Bank OTP / One-Time-Code Phone Call Scam Examples
This scam call impersonates your bank, claiming your account is under threat from fraud and asking you to read back a one-time passcode your real bank has just sent by text, supposedly to 'verify your identity' or 'cancel' a fraudulent transaction. In reality, sharing that code is what lets the scammer complete their own login or transaction on your account. The caller keeps you on the phone and distracted with urgent, technical language so you don't stop to think about why your bank would need a code you already received. Never share a one-time passcode with anyone, including your 'bank.'
Last reviewed: 1 June 2026
Sanitized example messages
Illustrative, sanitized examples. Personal details are replaced with placeholders such as [phone number] and [fake link].
Hi, this is the fraud team at [Bank Name]. We have detected suspicious activity on your account. For your security, we are sending you a verification code now — please read it back to confirm your identity.
This is [Bank Name] security. A large transaction has just been attempted. We need you to confirm the six-digit code we just sent you to block it.
Your online banking has been locked by our fraud system. I am sending a reset code to [your number ending in XX] — please give me that code so we can restore access.

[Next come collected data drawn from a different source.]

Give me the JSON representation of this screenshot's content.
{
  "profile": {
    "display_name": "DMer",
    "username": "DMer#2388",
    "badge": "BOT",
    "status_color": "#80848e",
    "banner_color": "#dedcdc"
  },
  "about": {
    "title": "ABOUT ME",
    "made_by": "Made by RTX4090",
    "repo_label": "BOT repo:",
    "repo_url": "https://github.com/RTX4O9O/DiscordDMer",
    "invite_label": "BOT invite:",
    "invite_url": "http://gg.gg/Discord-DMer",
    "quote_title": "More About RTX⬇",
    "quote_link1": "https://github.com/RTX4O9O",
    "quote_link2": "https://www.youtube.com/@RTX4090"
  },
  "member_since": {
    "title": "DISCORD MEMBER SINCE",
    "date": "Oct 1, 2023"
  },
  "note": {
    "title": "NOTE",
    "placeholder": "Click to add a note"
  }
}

We are trying to stop an unauthorised payment leaving your account right now. Read me the code on your screen and we can freeze it immediately.
What the scammer wants
To obtain the OTP your real bank has just sent so they can log into your account, approve a transfer, or change your credentials — while keeping you on the phone and distracted.
Red flags in the message
- Caller claims to be your bank but asks you to read back a code they 'sent'
- Urgent language: a fraud or large transaction happening 'right now'
- They already know partial details (last 4 digits, name) — used to seem legitimate
- Pressure to act before the code expires
- They discourage you from hanging up and calling your bank's official number
A safe response
End the call immediately. Your real bank will never ask you to read back a code over the phone. Call your bank on the number on the back of your card to check your account.
What not to send
- One-time passcodes (OTPs)
- Full card or account numbers
- Online banking passwords
What to do if you already replied
- Call your bank's fraud line immediately using the number on your card
- Ask them to freeze your account and reverse any transfers if possible
- Change your online banking password and PIN without delay
Evidence to preserve
- Screenshot the full message or call details
- Note the sender number, email, or profile
- Save any links (without clicking) and payment details
- Record dates and times
Frequently asked questions
Why would my bank need me to read back a code they just sent me?
They wouldn't — a one-time passcode is meant to verify actions you initiate, not to be shared with someone on the phone, and legitimate banks explicitly tell customers never to share these codes with anyone, including bank staff. Any request for the code is the clearest sign of a scam.
I already read the code back — what should I do now?
Call your bank's fraud line immediately using the number on your card, freeze or lock the affected account if possible, and review recent transactions for anything unauthorized. Change your online banking password from a separate, trusted device as well.
How did they know enough about my account to sound convincing?
Scammers often already have some account details from a data breach, phishing attempt, or by socially engineering earlier calls, so sounding informed doesn't prove they're legitimate. The one-time code is the final piece they need, which is why they focus so heavily on getting you to share it.
Is it safe to just hang up and call my bank back?
Yes, and it's the right move — hang up, wait a moment if you used the same phone line, and call your bank using the number on your card or a past statement rather than any number the caller suggests.